Hi Dee~ Great post! Traveling and eating out have to be one of the hardest challenges we face in gluten free life, but glad to see that you will not let your diet take that experience out of your life. We still travel a lot as well, but you have to plan, plan, plan. In a recent trip to Texas, I actually mapped our route on mapquest and then mapped out the chick fil a and wendy restaurants along the interstate.
Happy Summer to you~
Hey – thanks for all of the links! My MIL has Celiac Disease, and she likes to eat out…
Dee, I love the attitude you’ve adopted. There’s no joy in avoiding travel because of food. I was reminded of my niece who has some serious allergies to various foodstuffs. She won’t let it stop her – she reads package labels carefully and carries around her own stash of food as well. She’s managed trips to Russia, Italy, England and France several times and hasn’t had any problems. She has her epi-pens in case but hasn’t yet had to use them.
I admire you for putting in the time to figure out which restaurants are safe to eat at. Good for you!
Lisa at Greenbow
I am not familiar with this condition.

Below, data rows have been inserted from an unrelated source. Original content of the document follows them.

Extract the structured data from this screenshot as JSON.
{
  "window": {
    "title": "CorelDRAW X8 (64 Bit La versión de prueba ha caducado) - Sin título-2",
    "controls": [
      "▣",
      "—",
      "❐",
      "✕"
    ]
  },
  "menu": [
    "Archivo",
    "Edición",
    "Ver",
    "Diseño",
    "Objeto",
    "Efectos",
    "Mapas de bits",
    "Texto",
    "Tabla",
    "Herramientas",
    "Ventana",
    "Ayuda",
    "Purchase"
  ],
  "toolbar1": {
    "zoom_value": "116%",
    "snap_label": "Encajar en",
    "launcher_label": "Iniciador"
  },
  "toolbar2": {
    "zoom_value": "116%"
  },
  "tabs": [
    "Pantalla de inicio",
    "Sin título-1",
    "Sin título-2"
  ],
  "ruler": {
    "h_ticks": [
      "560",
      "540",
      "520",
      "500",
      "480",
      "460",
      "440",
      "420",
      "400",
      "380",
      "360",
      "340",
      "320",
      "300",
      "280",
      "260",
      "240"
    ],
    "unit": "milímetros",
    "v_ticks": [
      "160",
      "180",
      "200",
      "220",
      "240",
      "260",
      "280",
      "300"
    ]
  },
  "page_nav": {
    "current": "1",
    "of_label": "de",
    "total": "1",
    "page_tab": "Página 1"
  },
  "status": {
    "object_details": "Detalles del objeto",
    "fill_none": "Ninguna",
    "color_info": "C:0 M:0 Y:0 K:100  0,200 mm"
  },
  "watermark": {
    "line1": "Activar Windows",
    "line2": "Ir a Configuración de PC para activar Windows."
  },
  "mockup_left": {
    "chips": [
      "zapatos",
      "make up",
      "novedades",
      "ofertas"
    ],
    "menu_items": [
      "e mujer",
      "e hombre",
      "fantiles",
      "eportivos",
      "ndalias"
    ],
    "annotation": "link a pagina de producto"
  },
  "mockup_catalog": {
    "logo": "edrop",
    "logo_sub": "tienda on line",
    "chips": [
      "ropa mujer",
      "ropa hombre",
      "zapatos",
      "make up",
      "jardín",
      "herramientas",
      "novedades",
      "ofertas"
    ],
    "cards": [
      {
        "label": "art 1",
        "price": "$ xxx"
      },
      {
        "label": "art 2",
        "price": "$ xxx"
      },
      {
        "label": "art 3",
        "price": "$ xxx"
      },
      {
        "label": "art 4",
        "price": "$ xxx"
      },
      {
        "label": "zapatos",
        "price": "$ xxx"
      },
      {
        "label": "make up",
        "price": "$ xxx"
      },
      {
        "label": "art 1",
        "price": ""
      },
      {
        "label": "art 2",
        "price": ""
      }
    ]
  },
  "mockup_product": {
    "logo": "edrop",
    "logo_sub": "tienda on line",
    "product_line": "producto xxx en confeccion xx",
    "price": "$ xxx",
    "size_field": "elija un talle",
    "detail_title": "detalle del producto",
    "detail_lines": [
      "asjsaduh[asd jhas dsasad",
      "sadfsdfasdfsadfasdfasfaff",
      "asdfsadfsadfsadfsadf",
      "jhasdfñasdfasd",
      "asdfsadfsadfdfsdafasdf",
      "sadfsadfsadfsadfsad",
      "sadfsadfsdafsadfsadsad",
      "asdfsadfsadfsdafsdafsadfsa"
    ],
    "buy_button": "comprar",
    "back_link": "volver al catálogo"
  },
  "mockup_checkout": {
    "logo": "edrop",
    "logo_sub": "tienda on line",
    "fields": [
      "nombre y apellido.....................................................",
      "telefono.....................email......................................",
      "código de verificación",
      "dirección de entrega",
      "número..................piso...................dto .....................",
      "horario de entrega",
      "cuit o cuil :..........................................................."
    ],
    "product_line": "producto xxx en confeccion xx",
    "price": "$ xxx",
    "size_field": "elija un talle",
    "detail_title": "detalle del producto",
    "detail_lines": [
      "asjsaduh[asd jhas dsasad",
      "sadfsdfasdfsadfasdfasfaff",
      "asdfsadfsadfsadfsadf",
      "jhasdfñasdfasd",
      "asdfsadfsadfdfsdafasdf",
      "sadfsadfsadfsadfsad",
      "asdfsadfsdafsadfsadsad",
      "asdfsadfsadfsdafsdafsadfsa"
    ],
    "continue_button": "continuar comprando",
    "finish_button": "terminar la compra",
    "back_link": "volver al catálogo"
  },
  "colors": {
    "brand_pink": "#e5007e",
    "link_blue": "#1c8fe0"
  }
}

I am glad you have figured out how to deal with it.
Martha/All the Dirt on Gardening
Hi Dee –
Great non-gardening post that is central to daily life and traveling for many of us.
Over the years, I have taken quite a bit of hassle about my food needs. It seems I eat more often than most people. Fresh fruit, home made snacks and a packed emergency lunch is always with me. I would rather throw away uneaten safety net food than not have it.
The hubby’s joke is that if it’s 10:30 and I’m not complaining about being hungry he assumes he has to reset his watch.
While I don’t have your particular condition, most restaurant food makes me sick and my best recommendation is “I never got sick there.”
Thanks for the tips on safe foods for us sensitive types.
I can sympathise – my children have nut and soy allergies that can make it difficult to travel. Eating at a church potluck is a minefield – we just bring our own food for the allergic children. We suspected once that one of our children had celiac (thankfully he doesn’t!) and I was very scared.
Oh, Honey-bunny– I am nearly in tears as I read your post. It is such a struggle. And I have to say that at the recent GIG Conference, the information I heard is that celiac disease is a small part of the whole that is gluten-intolerance, and gluten-intolerance is a serious and severe malady affecting the entire body. Thank you so much for your tips. I have to say I did not take to the Larabars at all. And one of my greatest memories is running into a grocery store for lunch and getting Vienna Sausages and sharing them with my dear toddler grandson, who loves them with Nana! Sometimes I eat them at home, just because I like them. 🙂
Thank you for teaching me how to eat out. Thanks to you, I’m finally getting out more!